Facts of the Case

The assessee, MKC Traders Private Limited, filed its return of income for Assessment Year 2016-17 on 17.10.2016 declaring total income of ₹34,24,839. The Assessing Officer completed assessment under Section 143(3) on 17.12.2018 and assessed total income at ₹70,26,830 by making an addition of ₹36,01,990 under Section 68 on account of share application money received during the year. The Assessing Officer held that the assessee failed to establish the creditworthiness of the share applicants and the genuineness of the transactions.

The assessee preferred an appeal before the CIT(A), who dismissed the appeal and confirmed the addition after detailed discussion, relying upon various judicial precedents including decisions of the Supreme Court and High Courts dealing with accommodation entries, paper companies and the test of human probabilities.

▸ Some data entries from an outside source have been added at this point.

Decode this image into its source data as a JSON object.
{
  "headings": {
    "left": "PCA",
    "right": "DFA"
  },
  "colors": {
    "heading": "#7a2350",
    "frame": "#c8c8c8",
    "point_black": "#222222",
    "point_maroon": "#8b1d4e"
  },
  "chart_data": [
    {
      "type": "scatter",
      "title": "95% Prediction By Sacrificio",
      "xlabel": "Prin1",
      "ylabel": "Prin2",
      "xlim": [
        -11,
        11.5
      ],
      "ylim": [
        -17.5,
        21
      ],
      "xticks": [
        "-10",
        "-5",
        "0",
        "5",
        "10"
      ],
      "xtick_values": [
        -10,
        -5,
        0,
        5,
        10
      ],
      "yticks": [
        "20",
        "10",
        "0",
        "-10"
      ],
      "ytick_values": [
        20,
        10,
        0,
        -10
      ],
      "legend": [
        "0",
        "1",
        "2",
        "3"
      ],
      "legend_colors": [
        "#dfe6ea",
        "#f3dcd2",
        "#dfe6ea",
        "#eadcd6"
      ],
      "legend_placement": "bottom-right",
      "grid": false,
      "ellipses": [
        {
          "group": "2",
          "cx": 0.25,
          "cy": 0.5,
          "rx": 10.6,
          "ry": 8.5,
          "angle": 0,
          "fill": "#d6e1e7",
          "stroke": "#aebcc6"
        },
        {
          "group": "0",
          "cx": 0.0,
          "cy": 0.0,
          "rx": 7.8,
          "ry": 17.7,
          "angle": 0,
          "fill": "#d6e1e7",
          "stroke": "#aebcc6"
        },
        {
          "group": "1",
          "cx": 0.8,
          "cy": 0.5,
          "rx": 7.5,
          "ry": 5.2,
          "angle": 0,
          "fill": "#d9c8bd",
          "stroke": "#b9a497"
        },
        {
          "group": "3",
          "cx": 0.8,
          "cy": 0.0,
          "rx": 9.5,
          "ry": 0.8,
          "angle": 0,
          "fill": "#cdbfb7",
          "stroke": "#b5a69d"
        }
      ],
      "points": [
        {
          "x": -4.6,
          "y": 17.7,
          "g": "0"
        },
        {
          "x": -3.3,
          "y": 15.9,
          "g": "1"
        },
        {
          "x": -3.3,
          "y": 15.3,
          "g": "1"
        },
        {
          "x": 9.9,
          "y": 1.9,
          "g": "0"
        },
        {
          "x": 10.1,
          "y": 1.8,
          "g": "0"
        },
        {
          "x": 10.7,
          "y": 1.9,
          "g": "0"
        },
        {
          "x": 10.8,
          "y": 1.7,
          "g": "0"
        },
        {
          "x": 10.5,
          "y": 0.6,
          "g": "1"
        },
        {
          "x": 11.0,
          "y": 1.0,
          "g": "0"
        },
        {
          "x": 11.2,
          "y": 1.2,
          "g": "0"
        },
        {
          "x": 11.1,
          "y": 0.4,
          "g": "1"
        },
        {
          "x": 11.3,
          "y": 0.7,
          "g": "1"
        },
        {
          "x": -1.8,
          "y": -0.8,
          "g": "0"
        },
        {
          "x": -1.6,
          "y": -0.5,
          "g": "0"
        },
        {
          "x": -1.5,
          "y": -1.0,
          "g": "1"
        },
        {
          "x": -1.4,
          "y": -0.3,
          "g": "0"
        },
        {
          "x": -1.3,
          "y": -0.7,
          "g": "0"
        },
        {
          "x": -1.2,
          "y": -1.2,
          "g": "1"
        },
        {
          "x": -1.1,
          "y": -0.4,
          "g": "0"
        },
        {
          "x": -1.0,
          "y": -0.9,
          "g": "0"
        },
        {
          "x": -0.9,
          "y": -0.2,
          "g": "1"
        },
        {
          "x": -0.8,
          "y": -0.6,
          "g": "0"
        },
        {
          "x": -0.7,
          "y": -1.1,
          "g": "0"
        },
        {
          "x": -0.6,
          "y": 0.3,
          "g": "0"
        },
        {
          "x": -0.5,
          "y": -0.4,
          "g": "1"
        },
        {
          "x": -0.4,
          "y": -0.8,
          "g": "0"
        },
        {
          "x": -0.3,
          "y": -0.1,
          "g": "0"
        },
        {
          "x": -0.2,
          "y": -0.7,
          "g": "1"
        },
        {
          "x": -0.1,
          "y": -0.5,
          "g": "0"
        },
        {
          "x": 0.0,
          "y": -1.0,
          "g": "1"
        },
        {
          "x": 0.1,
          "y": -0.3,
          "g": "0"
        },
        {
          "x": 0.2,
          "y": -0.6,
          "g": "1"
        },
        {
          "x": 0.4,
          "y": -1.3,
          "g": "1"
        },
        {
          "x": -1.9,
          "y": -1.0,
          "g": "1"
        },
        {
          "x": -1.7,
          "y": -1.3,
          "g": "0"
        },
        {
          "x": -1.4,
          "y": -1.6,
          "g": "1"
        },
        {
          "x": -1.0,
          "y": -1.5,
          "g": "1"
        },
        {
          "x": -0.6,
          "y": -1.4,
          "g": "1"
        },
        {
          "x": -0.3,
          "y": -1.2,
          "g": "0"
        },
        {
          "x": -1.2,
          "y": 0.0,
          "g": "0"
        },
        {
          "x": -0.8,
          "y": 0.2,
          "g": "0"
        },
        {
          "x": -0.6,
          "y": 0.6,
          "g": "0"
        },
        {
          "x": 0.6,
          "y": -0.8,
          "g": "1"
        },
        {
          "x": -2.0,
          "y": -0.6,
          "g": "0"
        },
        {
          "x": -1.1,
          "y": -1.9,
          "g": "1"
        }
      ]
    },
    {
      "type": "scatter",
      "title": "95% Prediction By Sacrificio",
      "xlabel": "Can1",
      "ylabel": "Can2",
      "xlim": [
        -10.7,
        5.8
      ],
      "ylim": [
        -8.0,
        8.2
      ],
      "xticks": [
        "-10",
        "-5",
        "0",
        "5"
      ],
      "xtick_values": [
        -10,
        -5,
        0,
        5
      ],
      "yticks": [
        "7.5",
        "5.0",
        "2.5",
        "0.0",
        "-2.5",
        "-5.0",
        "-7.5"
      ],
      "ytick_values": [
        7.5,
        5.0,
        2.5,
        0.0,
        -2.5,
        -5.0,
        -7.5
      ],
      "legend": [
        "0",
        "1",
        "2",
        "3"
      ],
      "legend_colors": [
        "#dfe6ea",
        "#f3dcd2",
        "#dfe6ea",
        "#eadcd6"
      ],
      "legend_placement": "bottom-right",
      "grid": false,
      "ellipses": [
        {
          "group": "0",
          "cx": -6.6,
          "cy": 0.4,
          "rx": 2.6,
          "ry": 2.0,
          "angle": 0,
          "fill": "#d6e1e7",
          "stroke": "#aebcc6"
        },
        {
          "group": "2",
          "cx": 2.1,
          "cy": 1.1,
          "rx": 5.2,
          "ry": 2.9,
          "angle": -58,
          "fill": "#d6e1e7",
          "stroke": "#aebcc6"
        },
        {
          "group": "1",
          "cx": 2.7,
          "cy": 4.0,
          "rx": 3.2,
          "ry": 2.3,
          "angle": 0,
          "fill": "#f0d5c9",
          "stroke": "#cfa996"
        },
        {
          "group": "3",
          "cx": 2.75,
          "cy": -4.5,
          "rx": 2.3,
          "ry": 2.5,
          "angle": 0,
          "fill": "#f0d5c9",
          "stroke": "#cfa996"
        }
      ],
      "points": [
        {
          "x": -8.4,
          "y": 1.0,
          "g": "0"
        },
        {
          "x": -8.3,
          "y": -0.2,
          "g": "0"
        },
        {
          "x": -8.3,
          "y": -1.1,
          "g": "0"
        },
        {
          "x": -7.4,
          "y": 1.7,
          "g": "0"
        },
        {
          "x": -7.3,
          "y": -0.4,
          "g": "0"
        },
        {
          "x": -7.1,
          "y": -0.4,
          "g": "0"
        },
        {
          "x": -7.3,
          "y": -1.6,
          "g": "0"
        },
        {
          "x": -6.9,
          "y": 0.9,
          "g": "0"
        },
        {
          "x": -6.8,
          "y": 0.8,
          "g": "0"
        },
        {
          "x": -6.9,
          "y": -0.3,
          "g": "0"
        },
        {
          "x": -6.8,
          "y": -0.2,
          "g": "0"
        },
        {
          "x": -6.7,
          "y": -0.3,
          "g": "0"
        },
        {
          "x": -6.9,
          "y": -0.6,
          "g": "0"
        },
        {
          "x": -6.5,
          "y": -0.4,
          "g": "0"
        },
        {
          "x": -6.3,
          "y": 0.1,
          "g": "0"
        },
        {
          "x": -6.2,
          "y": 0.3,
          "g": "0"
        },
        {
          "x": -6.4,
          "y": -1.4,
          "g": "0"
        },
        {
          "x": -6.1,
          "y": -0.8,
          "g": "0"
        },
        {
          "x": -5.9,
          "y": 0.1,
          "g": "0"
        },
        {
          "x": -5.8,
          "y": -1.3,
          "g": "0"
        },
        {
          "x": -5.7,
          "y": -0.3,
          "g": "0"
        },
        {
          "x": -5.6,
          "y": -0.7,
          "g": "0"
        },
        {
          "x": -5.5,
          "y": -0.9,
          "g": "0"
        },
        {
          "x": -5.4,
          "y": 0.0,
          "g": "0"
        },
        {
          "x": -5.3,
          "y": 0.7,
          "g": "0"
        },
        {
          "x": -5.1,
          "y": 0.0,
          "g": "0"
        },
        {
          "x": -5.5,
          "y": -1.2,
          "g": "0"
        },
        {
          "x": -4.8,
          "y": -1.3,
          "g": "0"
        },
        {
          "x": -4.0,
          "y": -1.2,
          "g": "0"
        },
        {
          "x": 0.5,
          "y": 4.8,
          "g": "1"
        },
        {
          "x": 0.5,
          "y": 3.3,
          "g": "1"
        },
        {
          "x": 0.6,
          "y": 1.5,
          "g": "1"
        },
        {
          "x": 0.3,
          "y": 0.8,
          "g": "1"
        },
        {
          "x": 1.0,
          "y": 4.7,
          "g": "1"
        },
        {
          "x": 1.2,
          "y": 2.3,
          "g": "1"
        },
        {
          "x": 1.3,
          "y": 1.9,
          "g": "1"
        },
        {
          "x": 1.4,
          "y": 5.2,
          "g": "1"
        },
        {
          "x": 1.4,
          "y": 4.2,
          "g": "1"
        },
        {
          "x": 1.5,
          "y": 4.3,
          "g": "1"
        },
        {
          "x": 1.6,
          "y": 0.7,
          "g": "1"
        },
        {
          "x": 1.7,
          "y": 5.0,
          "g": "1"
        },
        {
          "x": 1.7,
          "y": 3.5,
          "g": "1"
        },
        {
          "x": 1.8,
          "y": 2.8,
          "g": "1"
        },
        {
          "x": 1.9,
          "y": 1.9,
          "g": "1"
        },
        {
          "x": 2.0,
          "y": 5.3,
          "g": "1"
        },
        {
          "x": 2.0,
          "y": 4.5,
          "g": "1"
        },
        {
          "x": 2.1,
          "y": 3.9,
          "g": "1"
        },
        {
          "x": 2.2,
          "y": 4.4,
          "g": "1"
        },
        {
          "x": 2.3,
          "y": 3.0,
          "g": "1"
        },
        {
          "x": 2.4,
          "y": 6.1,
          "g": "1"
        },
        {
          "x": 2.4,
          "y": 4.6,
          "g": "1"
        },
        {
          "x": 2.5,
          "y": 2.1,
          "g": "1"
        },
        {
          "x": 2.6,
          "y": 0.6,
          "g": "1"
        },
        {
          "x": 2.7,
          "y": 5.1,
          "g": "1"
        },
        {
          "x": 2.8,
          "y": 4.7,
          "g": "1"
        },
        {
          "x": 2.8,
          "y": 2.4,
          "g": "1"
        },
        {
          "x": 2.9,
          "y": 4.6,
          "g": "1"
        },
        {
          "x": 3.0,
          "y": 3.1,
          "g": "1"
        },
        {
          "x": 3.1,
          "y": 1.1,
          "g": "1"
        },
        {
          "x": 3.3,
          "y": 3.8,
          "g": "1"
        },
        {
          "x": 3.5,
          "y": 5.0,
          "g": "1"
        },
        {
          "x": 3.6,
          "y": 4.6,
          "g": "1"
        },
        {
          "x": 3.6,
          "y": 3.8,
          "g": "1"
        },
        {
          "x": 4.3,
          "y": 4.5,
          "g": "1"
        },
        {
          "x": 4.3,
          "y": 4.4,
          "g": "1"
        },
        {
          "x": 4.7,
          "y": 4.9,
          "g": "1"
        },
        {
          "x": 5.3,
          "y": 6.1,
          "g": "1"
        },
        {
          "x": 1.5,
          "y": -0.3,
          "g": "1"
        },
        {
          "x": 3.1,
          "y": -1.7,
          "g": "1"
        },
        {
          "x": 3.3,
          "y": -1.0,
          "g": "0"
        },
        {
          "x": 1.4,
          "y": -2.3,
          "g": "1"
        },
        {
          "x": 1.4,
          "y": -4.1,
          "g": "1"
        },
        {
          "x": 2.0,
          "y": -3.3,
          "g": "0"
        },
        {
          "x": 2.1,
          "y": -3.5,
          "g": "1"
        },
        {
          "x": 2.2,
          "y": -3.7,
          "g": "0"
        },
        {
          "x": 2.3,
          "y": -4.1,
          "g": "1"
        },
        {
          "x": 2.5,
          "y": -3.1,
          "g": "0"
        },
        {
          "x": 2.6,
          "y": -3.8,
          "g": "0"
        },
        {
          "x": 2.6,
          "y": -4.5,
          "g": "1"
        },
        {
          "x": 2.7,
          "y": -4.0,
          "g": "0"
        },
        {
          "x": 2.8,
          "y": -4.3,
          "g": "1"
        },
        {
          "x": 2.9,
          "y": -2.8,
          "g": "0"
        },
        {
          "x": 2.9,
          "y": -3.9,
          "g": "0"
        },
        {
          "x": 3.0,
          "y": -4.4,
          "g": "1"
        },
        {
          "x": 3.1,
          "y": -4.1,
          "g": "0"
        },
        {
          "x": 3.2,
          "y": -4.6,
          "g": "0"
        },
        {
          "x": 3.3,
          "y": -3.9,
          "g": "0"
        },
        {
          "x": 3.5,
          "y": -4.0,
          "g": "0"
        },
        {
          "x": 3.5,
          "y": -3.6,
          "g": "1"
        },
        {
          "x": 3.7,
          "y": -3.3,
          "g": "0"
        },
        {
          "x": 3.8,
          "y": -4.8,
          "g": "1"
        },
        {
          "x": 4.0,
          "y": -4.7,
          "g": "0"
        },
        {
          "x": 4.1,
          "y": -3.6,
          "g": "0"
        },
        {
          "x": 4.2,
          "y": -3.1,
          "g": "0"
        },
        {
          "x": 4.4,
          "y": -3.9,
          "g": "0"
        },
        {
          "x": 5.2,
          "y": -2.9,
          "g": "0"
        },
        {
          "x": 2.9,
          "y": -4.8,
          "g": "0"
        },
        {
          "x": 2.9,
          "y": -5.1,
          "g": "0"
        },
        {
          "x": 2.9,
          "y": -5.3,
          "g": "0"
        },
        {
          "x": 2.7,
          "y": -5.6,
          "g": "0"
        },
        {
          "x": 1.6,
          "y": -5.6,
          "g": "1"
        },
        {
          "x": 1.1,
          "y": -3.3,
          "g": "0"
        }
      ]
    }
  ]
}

Aggrieved, the assessee filed a second appeal before the Tribunal.

Issues Involved

Whether the addition of ₹36,01,990 under Section 68 on account of share application money was justified, whether the assessee had discharged the onus of proving identity, creditworthiness and genuineness of the share applicants, whether the appeal could be entertained in the absence of representation and unresolved procedural defects, and whether the order of the CIT(A) required interference.

Petitioner’s Arguments

None appeared on behalf of the assessee before the Tribunal despite the appeal being fixed for hearing on numerous dates over several years. The assessee also failed to remove defects pointed out by the Registry, including incorrect payment of appeal fee under the wrong head.

Respondent’s Arguments

The Revenue, represented by the Departmental Representative, relied upon the orders of the Assessing Officer and the CIT(A). It was argued that detailed enquiries were conducted, investor companies were found to be lacking creditworthiness, and the transactions were not genuine. The Revenue further submitted that repeated non-appearance and defective filing warranted dismissal of the appeal.

Court Order / Findings

The ITAT Lucknow noted that the appeal was listed for hearing on multiple occasions over several years and that on none of the dates effective representation was made by the assessee. The Tribunal observed that no material was brought on record to controvert the detailed findings of the CIT(A), who had relied upon extensive judicial precedents including PCIT vs. NRA Iron & Steel Pvt. Ltd., NDR Promoters Pvt. Ltd., and Nova Promoters & Finlease Pvt. Ltd.

The Tribunal held that the assessee failed to establish the creditworthiness of the share applicants and the genuineness of the share application money, and therefore the addition under Section 68 was justified on merits. Additionally, the Tribunal noted that defects pointed out by the Registry, including incorrect payment of appeal fee, remained unresolved. In view of non-prosecution, defective filing, and absence of any infirmity in the order of the CIT(A), the Tribunal upheld the appellate order.

Important Clarification

The Tribunal clarified that mere filing of confirmations, PAN and bank statements is not sufficient to discharge the onus under Section 68 when surrounding circumstances and enquiries reveal lack of creditworthiness and genuineness. Repeated non-appearance and failure to comply with procedural requirements also disentitle an assessee from relief.

Final Outcome

The appeal filed by the assessee was dismissed. The order of the CIT(A) confirming the addition of ₹36,01,990 under Section 68 on account of share application money was upheld, and the appeal was also liable to be dismissed due to non-prosecution and unresolved procedural defects.